The two Delegated Regulations will enter into force 20 days after their publication in the Official Journal of the European Union.
European Commission adopts new Solvency II Implementing Regulations
On 9 November 2017, the European Commission adopted a new Implementing Regulation (EU/2017/2015) on the calculation of technical provisions and basic own funds for the purpose of Solvency II reporting with reference dates from 30 September 2017 until 31 December 2017. On 25 November, the European Commission adopted two further Implementing Regulations amending and correcting previous measures laying down technical standards with regard to:
- the templates for the submission of information to supervisory authorities under Solvency II (EU2017/2189)
- the procedures, formats and templates of the solvency and financial condition report (EU2017/2190)
EU / US bilateral agreement provisionally applied
On 7 November 2017, a notice was published in the Official Journal of the European Union confirming the provisional application of the bilateral agreement between the European Union and the United States on prudential measures regarding insurance and reinsurance. The agreement was signed in September 2017 and covers, among other matters, group supervision and the exchange of insurance information between supervisors.
EIOPA consults on second set of advice on the Solvency II Delegated Regulation
On 6 November 2017, the European Insurance and Occupational Pensions Authority (EIOPA) published a consultation on its second set of advice on specific items in Commission Delegated Regulation (EU) 2015/35. The consultation is focussed on areas of the solvency capital standard formula not addressed in its first set of advice and proposes possible simplifications to calculations in the standard formula. Areas covered include: mortality and longevity risks, catastrophe risks, market risk concentration, look-through, risk margin and counter-party default risk. Responses are invited until 5 January 2018.
EIOPA publishes report on the investment behaviour of insurers
On 16 November 2017, EIOPA published a report based on the results of a survey conducted earlier in the year which sought to identify trends in the investment behaviour of insurers over the last five years against the backdrop of the persistent low yield environment. According to the report, the survey results reveal trends that could be associated with search-for-yield behaviour such as:
- increased exposures towards lower credit rating quality fixed income securities
- more illiquid investments such as non-listed equities and loans
- increased investment activity in non-traditional asset classes such as infrastructure, mortgages and real estate.

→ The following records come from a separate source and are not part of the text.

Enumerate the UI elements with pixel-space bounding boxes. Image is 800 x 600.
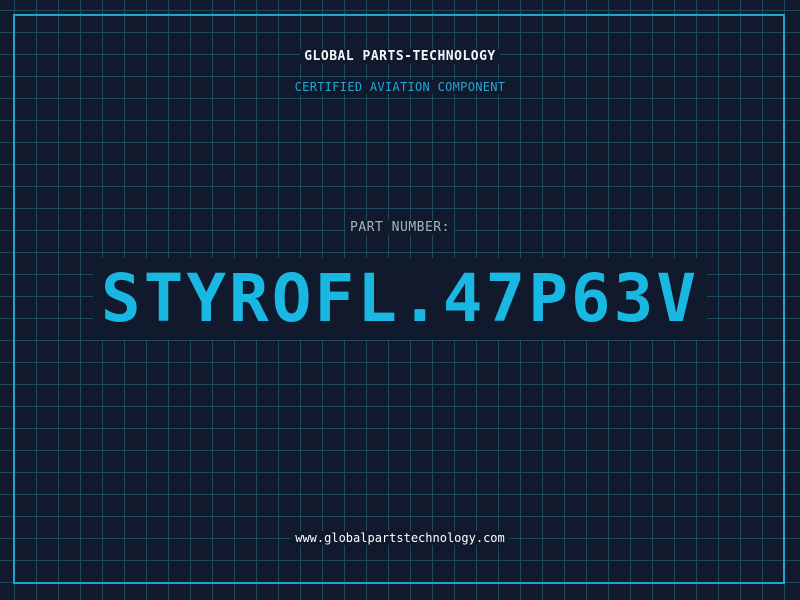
certification-subtitle: CERTIFIED AVIATION COMPONENT (0, 80, 800, 94)
company-name: GLOBAL PARTS-TECHNOLOGY (0, 49, 800, 64)
part-number-value: STYROFL.47P63V (0, 258, 800, 340)
part-number-value-text: STYROFL.47P63V (92, 258, 708, 340)
certification-subtitle-text: CERTIFIED AVIATION COMPONENT (290, 80, 510, 94)
label-canvas: GLOBAL PARTS-TECHNOLOGY CERTIFIED AVIATI… (0, 0, 800, 600)
part-number-label-text: PART NUMBER: (346, 220, 454, 235)
part-number-label: PART NUMBER: (0, 220, 800, 235)
website-url-text: www.globalpartstechnology.com (291, 531, 509, 545)
company-name-text: GLOBAL PARTS-TECHNOLOGY (300, 49, 500, 64)
website-url: www.globalpartstechnology.com (0, 531, 800, 545)
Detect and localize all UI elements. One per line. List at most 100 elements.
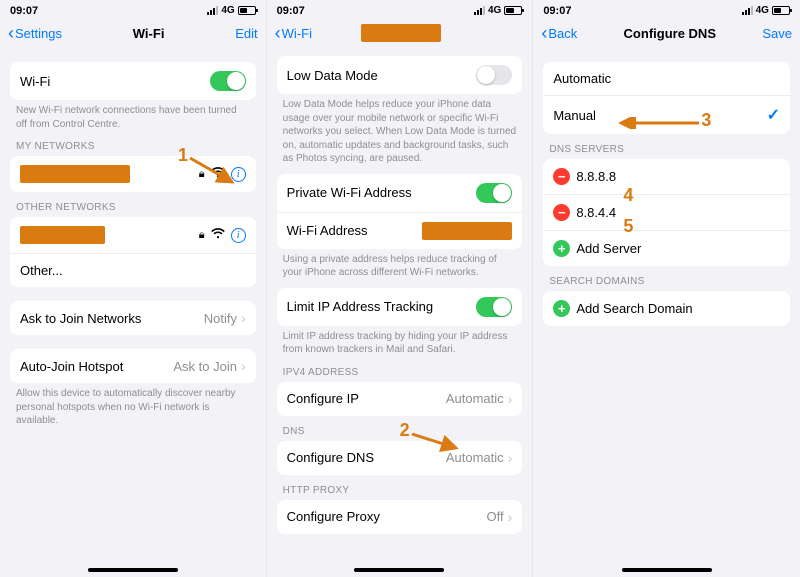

Court rules obligation to obtain consent before appointing lawyer incompatible with EU law on legal expenses insurance
On 27 October 2017, the European Free Trade Association Court (the EFTA Court) ruled that terms and conditions in a legal expenses contract which operate to release an insurance company from its obligations if the policyholder appoints a lawyer without its prior consent are incompatible with Article 201(a) of the Solvency II Directive. Article 201(a) gives policyholders the right to freely choose their own lawyer and requires legal expenses contracts to expressly provide for that right. While decisions of the EFTA Court are not binding, they are taken into account by the European Court of Justice.
Insurance Europe publishes paper on information overload and duplication
On 2 November 2017, Insurance Europe submitted a paper on 'information overload and duplication' to the European Commission's online REFIT Platform. According to the paper, IDD and PRIIPs will result in a significant increase in the volume of pre-contract information which must be provided to consumers. This, coupled with existing measures, risks consumers being overloaded and distracts from what is important. The paper also highlights where duplicative requirements exist across different EU measures and warns that this may result in consumers being provided with the same information more than once in different formats. The paper also argues that the default requirement under IDD and other EU measures to provide information on paper does not necessarily align with the demands of modern consumers.